In 1996, Moores was hired as an assistant coach for the NHL's New York Rangers, under head coach Colin Campbell. It was then where Moores met Craig MacTavish, another fellow assistant on the Rangers coaching staff who would later hire Moores as an assistant as head coach of the Edmonton Oilers.

Moores was hired by the Edmonton Oilers in June 2000, under head coach Craig MacTavish. He served as assistant coach for the Oilers until the 2008–09 season. During his time with the Oilers, he was a part of the coaching staff that led the team to the 2006 Stanley Cup Finals, which the Oilers would go on to drop the championship to the Carolina Hurricanes in game 7 of the championship series.

In 2010, Moores was named to Craig MacTavish's coaching staff again, as an assistant to the Canadian National Team in the 2010 IIHF World Championship in Germany. Canada was eliminated in the quarterfinal round of the tournament, dropping a 5-2 decision to Russia.
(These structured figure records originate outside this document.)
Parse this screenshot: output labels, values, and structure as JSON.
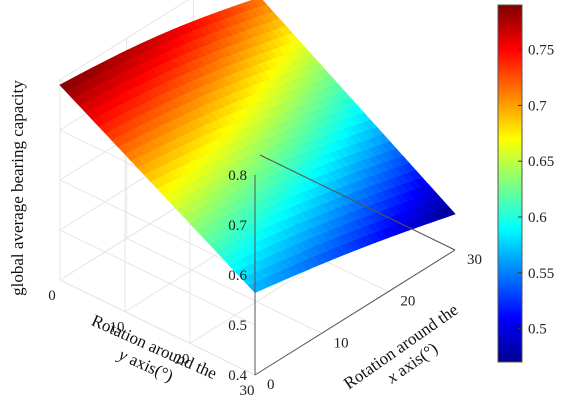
{
  "chart_data": {
    "type": "surface",
    "title": "",
    "zlabel": "global average bearing capacity",
    "ylabel": {
      "prefix": "Rotation around the",
      "symbol": "y",
      "suffix": " axis(°)"
    },
    "xlabel": {
      "prefix": "Rotation around the",
      "symbol": "x",
      "suffix": " axis(°)"
    },
    "y_ticks": [
      "0",
      "10",
      "20",
      "30"
    ],
    "x_ticks": [
      "0",
      "10",
      "20",
      "30"
    ],
    "z_ticks": [
      "0.4",
      "0.5",
      "0.6",
      "0.7",
      "0.8"
    ],
    "xlim": [
      0,
      30
    ],
    "ylim": [
      0,
      30
    ],
    "zlim": [
      0.4,
      0.8
    ],
    "colormap": "jet",
    "colorbar_range": [
      0.47,
      0.79
    ],
    "colorbar_ticks": [
      "0.5",
      "0.55",
      "0.6",
      "0.65",
      "0.7",
      "0.75"
    ],
    "corner_values": {
      "x0_y0": 0.79,
      "x30_y0": 0.715,
      "x0_y30": 0.565,
      "x30_y30": 0.472
    },
    "grid": true
  }
}
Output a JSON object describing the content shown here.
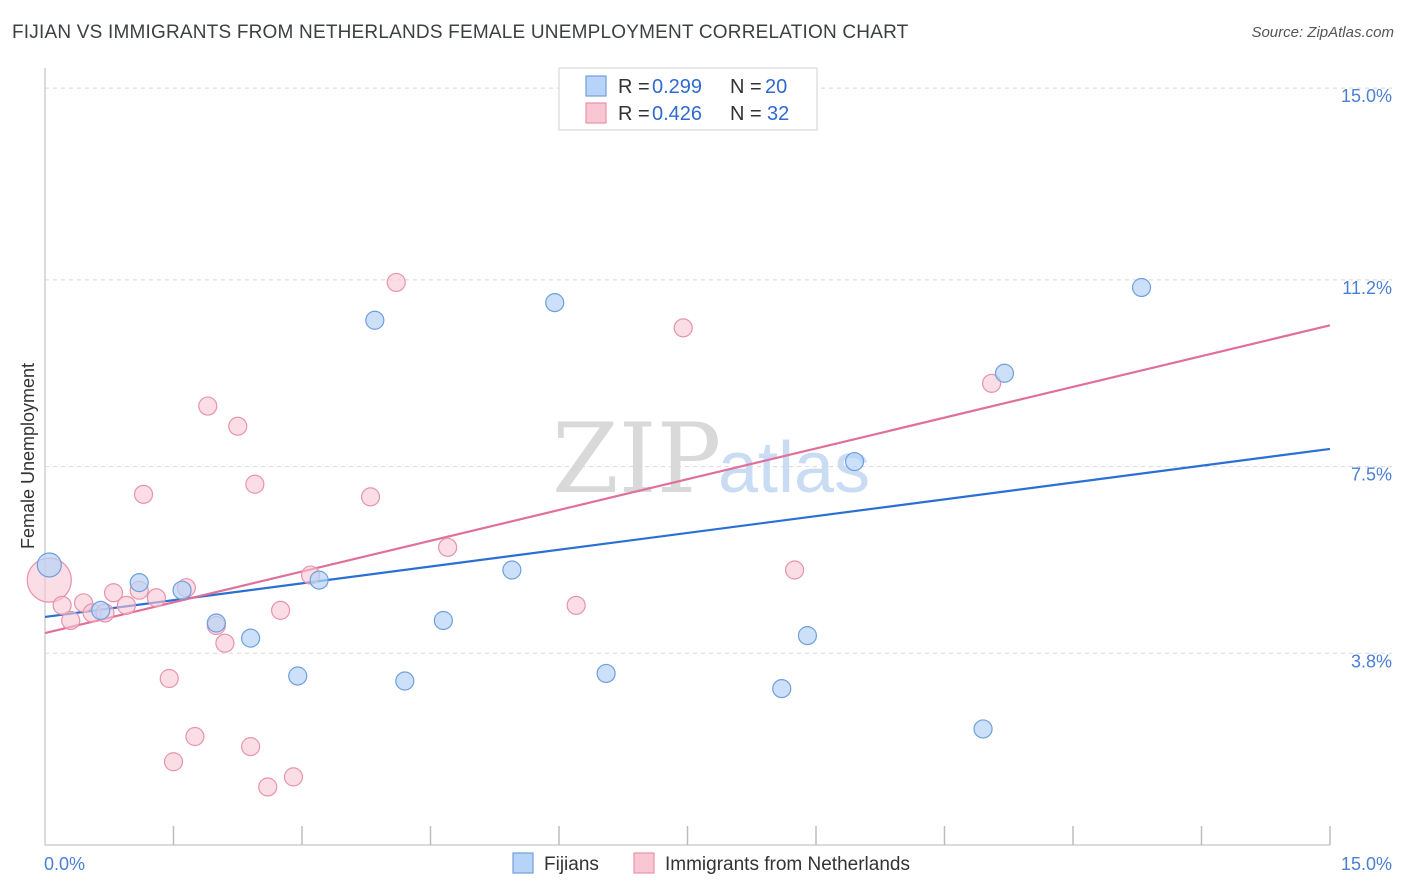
{
  "header": {
    "title": "FIJIAN VS IMMIGRANTS FROM NETHERLANDS FEMALE UNEMPLOYMENT CORRELATION CHART",
    "source": "Source: ZipAtlas.com"
  },
  "watermark": {
    "zip": "ZIP",
    "atlas": "atlas"
  },
  "colors": {
    "fijian_fill": "#b7d3f7",
    "fijian_stroke": "#6f9fdc",
    "fijian_line": "#2a6fd3",
    "neth_fill": "#f9c6d4",
    "neth_stroke": "#e893ad",
    "neth_line": "#e0709a",
    "tick_label": "#4a7fd4"
  },
  "legend": {
    "rows": [
      {
        "r_label": "R =",
        "r_value": "0.299",
        "n_label": "N =",
        "n_value": "20"
      },
      {
        "r_label": "R =",
        "r_value": "0.426",
        "n_label": "N =",
        "n_value": "32"
      }
    ]
  },
  "bottom_legend": {
    "fijians": "Fijians",
    "netherlands": "Immigrants from Netherlands"
  },
  "chart_data": {
    "type": "scatter",
    "title": "FIJIAN VS IMMIGRANTS FROM NETHERLANDS FEMALE UNEMPLOYMENT CORRELATION CHART",
    "xlabel": "",
    "ylabel": "Female Unemployment",
    "xlim": [
      0,
      15
    ],
    "ylim": [
      0,
      15.4
    ],
    "y_ticks": [
      {
        "value": 15.0,
        "label": "15.0%"
      },
      {
        "value": 11.2,
        "label": "11.2%"
      },
      {
        "value": 7.5,
        "label": "7.5%"
      },
      {
        "value": 3.8,
        "label": "3.8%"
      }
    ],
    "x_tick_labels": [
      {
        "value": 0,
        "label": "0.0%"
      },
      {
        "value": 15,
        "label": "15.0%"
      }
    ],
    "x_minor_ticks": [
      1.5,
      3,
      4.5,
      6,
      7.5,
      9,
      10.5,
      12,
      13.5,
      15
    ],
    "series": [
      {
        "name": "Fijians",
        "r": 0.299,
        "n": 20,
        "trend": {
          "x": [
            0,
            15
          ],
          "y": [
            4.52,
            7.85
          ]
        },
        "points": [
          {
            "x": 0.05,
            "y": 5.55,
            "size": 12
          },
          {
            "x": 0.65,
            "y": 4.65,
            "size": 9
          },
          {
            "x": 1.1,
            "y": 5.2,
            "size": 9
          },
          {
            "x": 1.6,
            "y": 5.05,
            "size": 9
          },
          {
            "x": 2.0,
            "y": 4.4,
            "size": 9
          },
          {
            "x": 2.4,
            "y": 4.1,
            "size": 9
          },
          {
            "x": 2.95,
            "y": 3.35,
            "size": 9
          },
          {
            "x": 3.2,
            "y": 5.25,
            "size": 9
          },
          {
            "x": 3.85,
            "y": 10.4,
            "size": 9
          },
          {
            "x": 4.2,
            "y": 3.25,
            "size": 9
          },
          {
            "x": 4.65,
            "y": 4.45,
            "size": 9
          },
          {
            "x": 5.45,
            "y": 5.45,
            "size": 9
          },
          {
            "x": 5.95,
            "y": 10.75,
            "size": 9
          },
          {
            "x": 6.55,
            "y": 3.4,
            "size": 9
          },
          {
            "x": 8.6,
            "y": 3.1,
            "size": 9
          },
          {
            "x": 8.9,
            "y": 4.15,
            "size": 9
          },
          {
            "x": 9.45,
            "y": 7.6,
            "size": 9
          },
          {
            "x": 10.95,
            "y": 2.3,
            "size": 9
          },
          {
            "x": 11.2,
            "y": 9.35,
            "size": 9
          },
          {
            "x": 12.8,
            "y": 11.05,
            "size": 9
          }
        ]
      },
      {
        "name": "Immigrants from Netherlands",
        "r": 0.426,
        "n": 32,
        "trend": {
          "x": [
            0,
            15
          ],
          "y": [
            4.2,
            10.3
          ]
        },
        "points": [
          {
            "x": 0.05,
            "y": 5.25,
            "size": 22
          },
          {
            "x": 0.2,
            "y": 4.75,
            "size": 9
          },
          {
            "x": 0.3,
            "y": 4.45,
            "size": 9
          },
          {
            "x": 0.45,
            "y": 4.8,
            "size": 9
          },
          {
            "x": 0.55,
            "y": 4.6,
            "size": 9
          },
          {
            "x": 0.7,
            "y": 4.6,
            "size": 9
          },
          {
            "x": 0.8,
            "y": 5.0,
            "size": 9
          },
          {
            "x": 0.95,
            "y": 4.75,
            "size": 9
          },
          {
            "x": 1.1,
            "y": 5.05,
            "size": 9
          },
          {
            "x": 1.15,
            "y": 6.95,
            "size": 9
          },
          {
            "x": 1.3,
            "y": 4.9,
            "size": 9
          },
          {
            "x": 1.45,
            "y": 3.3,
            "size": 9
          },
          {
            "x": 1.5,
            "y": 1.65,
            "size": 9
          },
          {
            "x": 1.65,
            "y": 5.1,
            "size": 9
          },
          {
            "x": 1.75,
            "y": 2.15,
            "size": 9
          },
          {
            "x": 1.9,
            "y": 8.7,
            "size": 9
          },
          {
            "x": 2.0,
            "y": 4.35,
            "size": 9
          },
          {
            "x": 2.1,
            "y": 4.0,
            "size": 9
          },
          {
            "x": 2.25,
            "y": 8.3,
            "size": 9
          },
          {
            "x": 2.4,
            "y": 1.95,
            "size": 9
          },
          {
            "x": 2.45,
            "y": 7.15,
            "size": 9
          },
          {
            "x": 2.6,
            "y": 1.15,
            "size": 9
          },
          {
            "x": 2.75,
            "y": 4.65,
            "size": 9
          },
          {
            "x": 2.9,
            "y": 1.35,
            "size": 9
          },
          {
            "x": 3.1,
            "y": 5.35,
            "size": 9
          },
          {
            "x": 3.8,
            "y": 6.9,
            "size": 9
          },
          {
            "x": 4.1,
            "y": 11.15,
            "size": 9
          },
          {
            "x": 4.7,
            "y": 5.9,
            "size": 9
          },
          {
            "x": 6.2,
            "y": 4.75,
            "size": 9
          },
          {
            "x": 7.45,
            "y": 10.25,
            "size": 9
          },
          {
            "x": 8.75,
            "y": 5.45,
            "size": 9
          },
          {
            "x": 11.05,
            "y": 9.15,
            "size": 9
          }
        ]
      }
    ]
  }
}
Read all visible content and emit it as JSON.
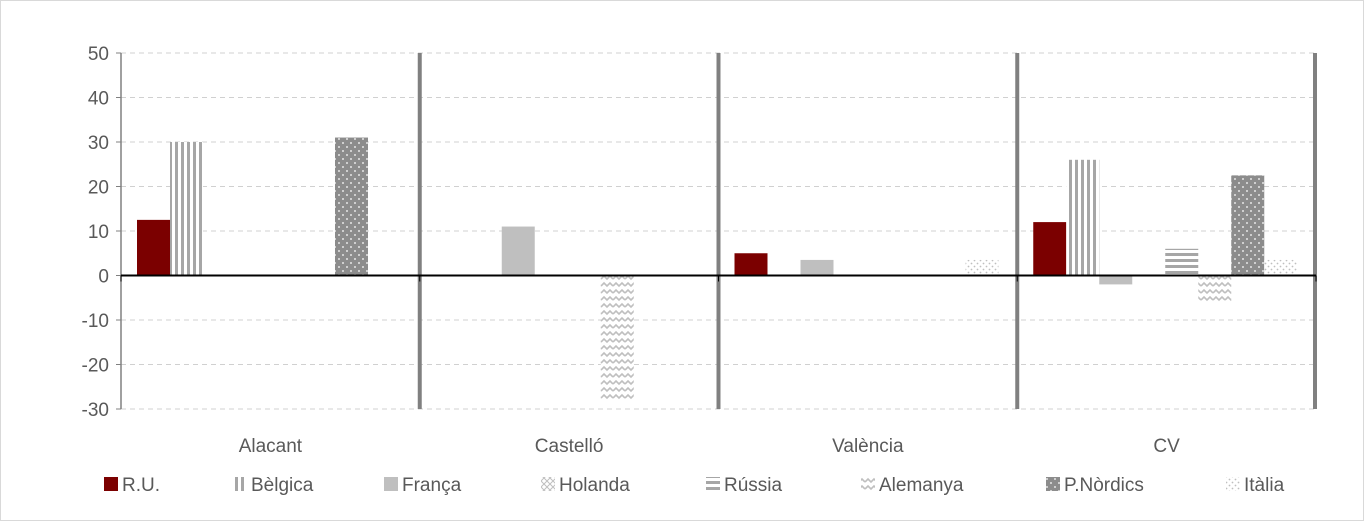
{
  "chart_data": {
    "type": "bar",
    "title": "",
    "xlabel": "",
    "ylabel": "",
    "ylim": [
      -30,
      50
    ],
    "yticks": [
      -30,
      -20,
      -10,
      0,
      10,
      20,
      30,
      40,
      50
    ],
    "ytick_labels": [
      "-30",
      "-20",
      "-10",
      "0",
      "10",
      "20",
      "30",
      "40",
      "50"
    ],
    "grid": "dashed horizontal",
    "legend_position": "bottom",
    "categories": [
      "Alacant",
      "Castelló",
      "València",
      "CV"
    ],
    "series": [
      {
        "name": "R.U.",
        "color": "#7b0000",
        "pattern": "solid",
        "values": [
          12.5,
          0,
          5,
          12
        ]
      },
      {
        "name": "Bèlgica",
        "color": "#a6a6a6",
        "pattern": "vertical-stripes",
        "values": [
          30,
          0,
          0,
          26
        ]
      },
      {
        "name": "França",
        "color": "#bfbfbf",
        "pattern": "solid",
        "values": [
          0,
          11,
          3.5,
          -2
        ]
      },
      {
        "name": "Holanda",
        "color": "#bfbfbf",
        "pattern": "diagonal-cross",
        "values": [
          0,
          0,
          0,
          0
        ]
      },
      {
        "name": "Rússia",
        "color": "#a6a6a6",
        "pattern": "horizontal-stripes",
        "values": [
          0,
          0,
          0,
          6
        ]
      },
      {
        "name": "Alemanya",
        "color": "#bfbfbf",
        "pattern": "zigzag",
        "values": [
          0,
          -28,
          0,
          -6
        ]
      },
      {
        "name": "P.Nòrdics",
        "color": "#8c8c8c",
        "pattern": "dotted-dark",
        "values": [
          31,
          0,
          0,
          22.5
        ]
      },
      {
        "name": "Itàlia",
        "color": "#d9d9d9",
        "pattern": "dotted-light",
        "values": [
          0,
          0,
          3.5,
          3.5
        ]
      }
    ]
  }
}
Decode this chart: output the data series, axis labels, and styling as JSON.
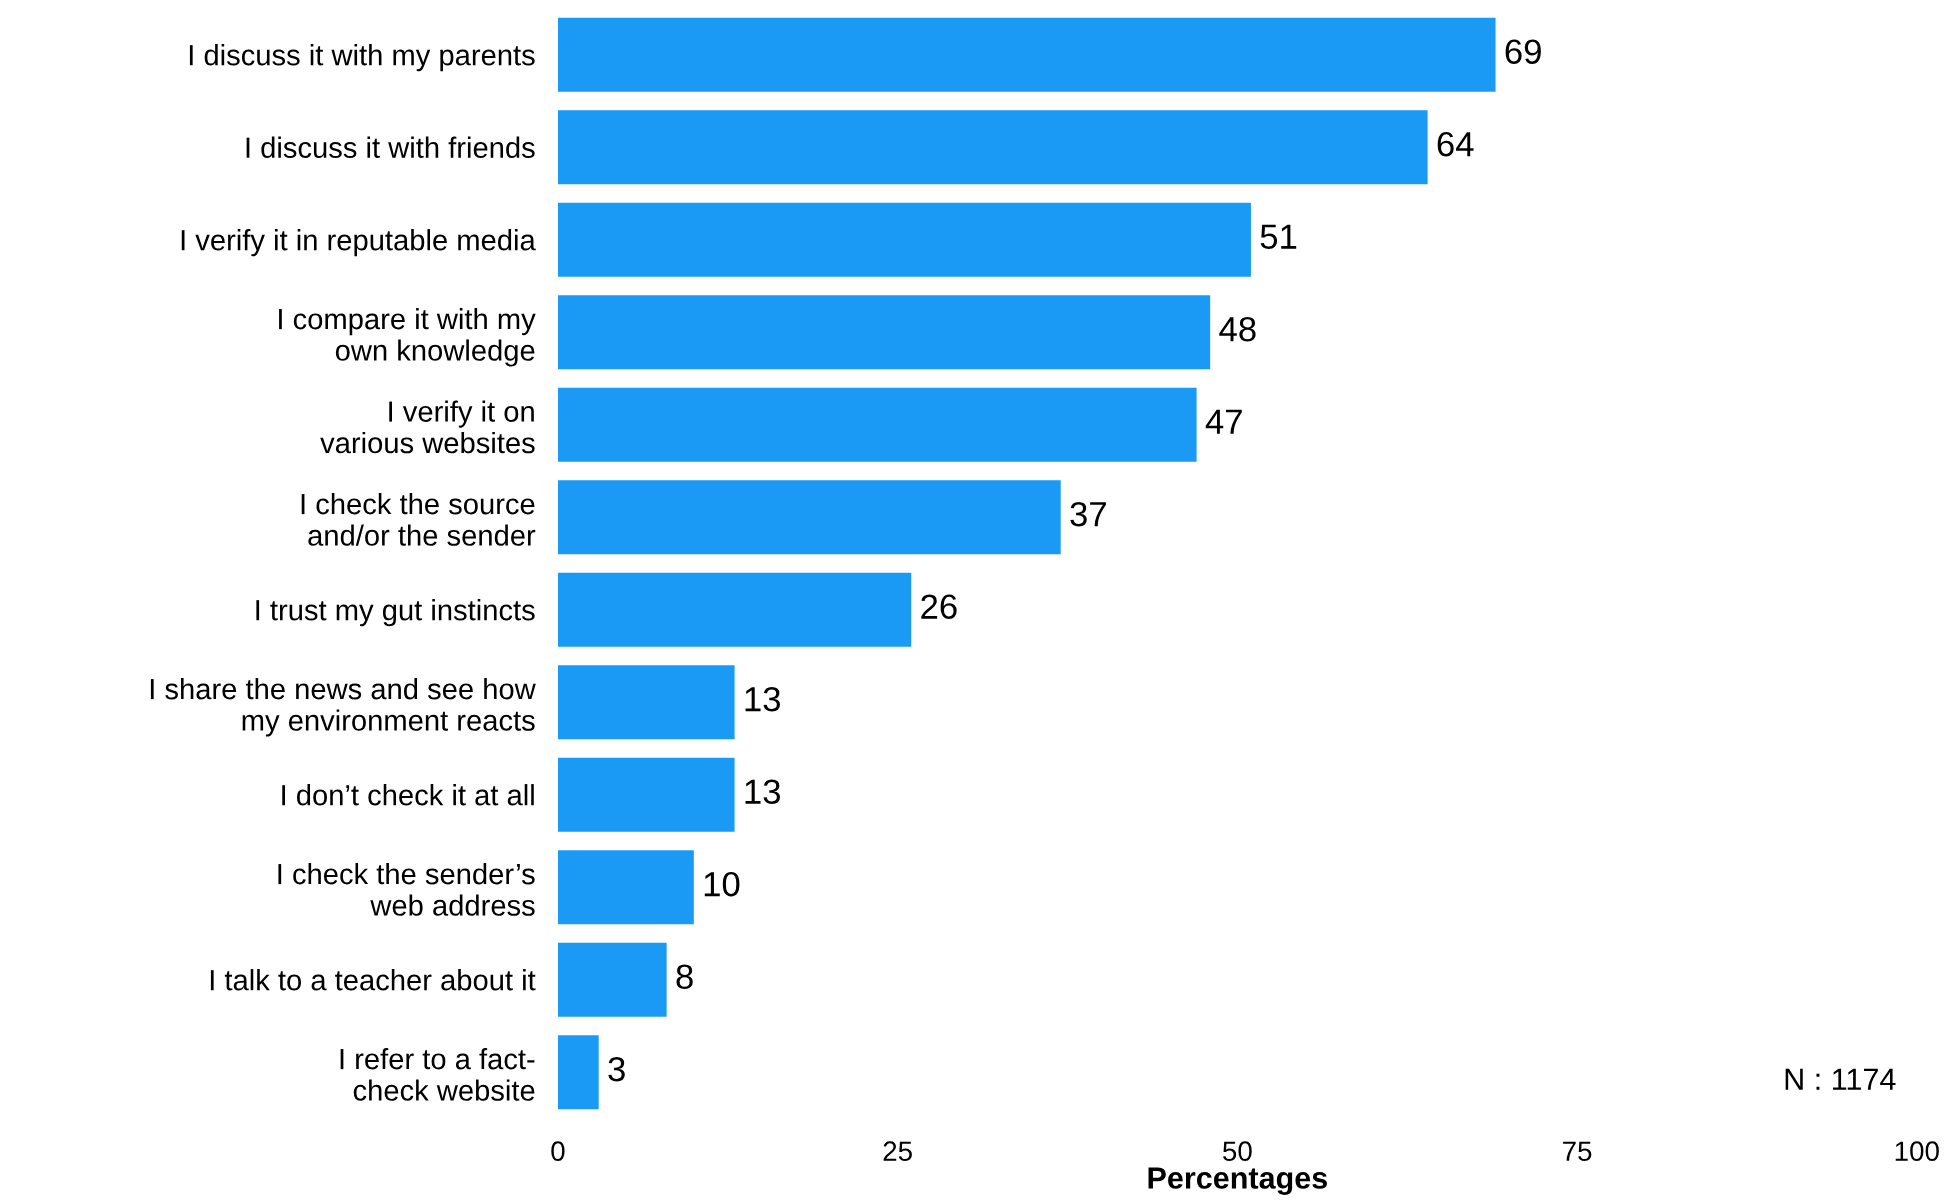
{
  "chart_data": {
    "type": "bar",
    "orientation": "horizontal",
    "xlabel": "Percentages",
    "categories": [
      "I discuss it with my parents",
      "I discuss it with friends",
      "I verify it in reputable media",
      "I compare it with my\nown knowledge",
      "I verify it on\nvarious websites",
      "I check the source\nand/or the sender",
      "I trust my gut instincts",
      "I share the news and see how\nmy environment reacts",
      "I don’t check it at all",
      "I check the sender’s\nweb address",
      "I talk to a teacher about it",
      "I refer to a fact-\ncheck website"
    ],
    "values": [
      69,
      64,
      51,
      48,
      47,
      37,
      26,
      13,
      13,
      10,
      8,
      3
    ],
    "color": "#1a9af5",
    "xlim": [
      0,
      100
    ],
    "xticks": [
      0,
      25,
      50,
      75,
      100
    ],
    "grid": false,
    "data_labels": true,
    "annotations": [
      "N : 1174"
    ]
  }
}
Moores, who resides in Edmonton, is currently the Director of Coaching Development and Special Projects with the Edmonton Oilers. He has previously been a pro scout and Senior Coordinator of Player Development for the Oilers, being named to the latter position in July 2010. He retired from the position on June 28, 2012, and was succeeded by Rick Carriere, former general manager of the WHL's Medicine Hat Tigers. He continued to serve as a consultant to player development for the Oilers before his July 30, 2013 appointment as Director of Coaching Development and Special Projects. He will work with the coaching staffs of the Edmonton Oilers, their AHL affiliate Oklahoma City Barons, and the Edmonton-based and Oilers-owned WHL team, the Edmonton Oil Kings.